Lawyers for the High Commission insist Mr Boakye is actually guilty of the allegations, throwing out the MP’s demand.

Lawyers for the MP had written to the High Commission demanding a retraction of the claim which was contained in a letter to the Speaker of Parliament, Prof Mike Ocquaye.

The letter from the British High Commission to the Speaker dated January 31, 2017 listed MP for Bia East Richard Acheampong, MP for Asutifi North Joseph Benhazin Dahah, MP for Ahafo Ano South West Johnson Kwaku Adu, and former MP for Asunafo South George Boakye as persons who had previously engaged in visa fraud.

George Boakye in a letter to the commission on April 27, demanded a retraction of the claim.

But the commissioner Jon Benjamin in a letter dated May 4 justified the allegation insisting Mr. Boakye had admitted his daughter who he sponsored to visit the UK overstayed her visa.

Lawyers for Mr. Boakye in a counter letter four days later wrote: “we will like you to tell us where in the application of my client he acted fraudulently or which action of his constituted the fraud. You have imputed criminality on my client which is a serious matter and can damage his fortunes as a politician and aspiring MP.”

The High Commissioner did not respond to this directly but rather instructed the High Commission’s lawyers, A&A Law Consult, to write to Mr. Boakye last Friday, May 19.

The lawyers again justified the claim of fraud saying: “The British High Commissioner is of the opinion that your client’s failure to report for nearly four years the continued illegal residence in the United Kingdom of your daughter, a person whose visit he had sponsored, does at the very least raise very serious questions.”

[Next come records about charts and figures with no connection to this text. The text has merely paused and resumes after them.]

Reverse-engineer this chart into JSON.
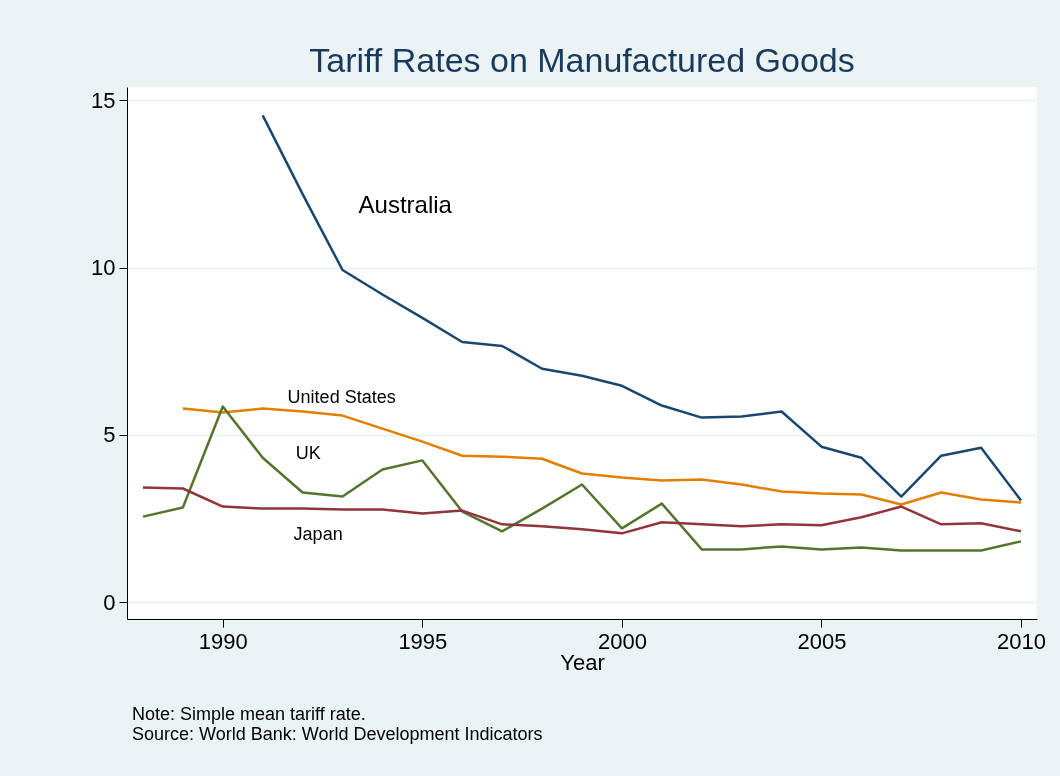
{
  "chart_data": {
    "type": "line",
    "title": "Tariff Rates on Manufactured Goods",
    "xlabel": "Year",
    "x": [
      1988,
      1989,
      1990,
      1991,
      1992,
      1993,
      1994,
      1995,
      1996,
      1997,
      1998,
      1999,
      2000,
      2001,
      2002,
      2003,
      2004,
      2005,
      2006,
      2007,
      2008,
      2009,
      2010
    ],
    "series": [
      {
        "name": "Australia",
        "color": "#1a476f",
        "values": [
          null,
          null,
          null,
          14.55,
          12.2,
          9.93,
          9.2,
          8.5,
          7.78,
          7.66,
          6.98,
          6.77,
          6.47,
          5.88,
          5.52,
          5.55,
          5.7,
          4.65,
          4.32,
          3.16,
          4.38,
          4.62,
          3.04
        ]
      },
      {
        "name": "United States",
        "color": "#e37e00",
        "values": [
          null,
          5.79,
          5.67,
          5.79,
          5.7,
          5.58,
          5.19,
          4.8,
          4.38,
          4.35,
          4.29,
          3.85,
          3.73,
          3.64,
          3.67,
          3.52,
          3.31,
          3.25,
          3.22,
          2.92,
          3.28,
          3.07,
          2.98
        ]
      },
      {
        "name": "UK",
        "color": "#55752f",
        "values": [
          2.56,
          2.83,
          5.85,
          4.32,
          3.28,
          3.16,
          3.97,
          4.24,
          2.71,
          2.12,
          2.8,
          3.52,
          2.21,
          2.95,
          1.58,
          1.58,
          1.67,
          1.58,
          1.64,
          1.55,
          1.55,
          1.55,
          1.82
        ]
      },
      {
        "name": "Japan",
        "color": "#90353b",
        "values": [
          3.43,
          3.4,
          2.86,
          2.8,
          2.8,
          2.77,
          2.77,
          2.65,
          2.74,
          2.33,
          2.27,
          2.18,
          2.06,
          2.39,
          2.33,
          2.27,
          2.33,
          2.3,
          2.54,
          2.86,
          2.33,
          2.36,
          2.12
        ]
      }
    ],
    "xlim": [
      1987.6,
      2010.4
    ],
    "xticks": [
      1990,
      1995,
      2000,
      2005,
      2010
    ],
    "ylim": [
      -0.5,
      15.4
    ],
    "yticks": [
      0,
      5,
      10,
      15
    ],
    "grid": "y",
    "annotations": [
      "Note: Simple mean tariff rate.",
      "Source: World Bank: World Development Indicators"
    ]
  }
}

However, Lawyer for Mr. Boakye, Kwabena Asare Atuah, says his client is keen on clearing his name in the matter.

Meanwhile, Joy News understands no progress has been made as far as investigations by Parliament into the issue are concerned.

The Parliamentary Service Board was expected to meet over the issue last month but that did not happen.

Further action is expected when the house resumes sitting on May 30, 2017.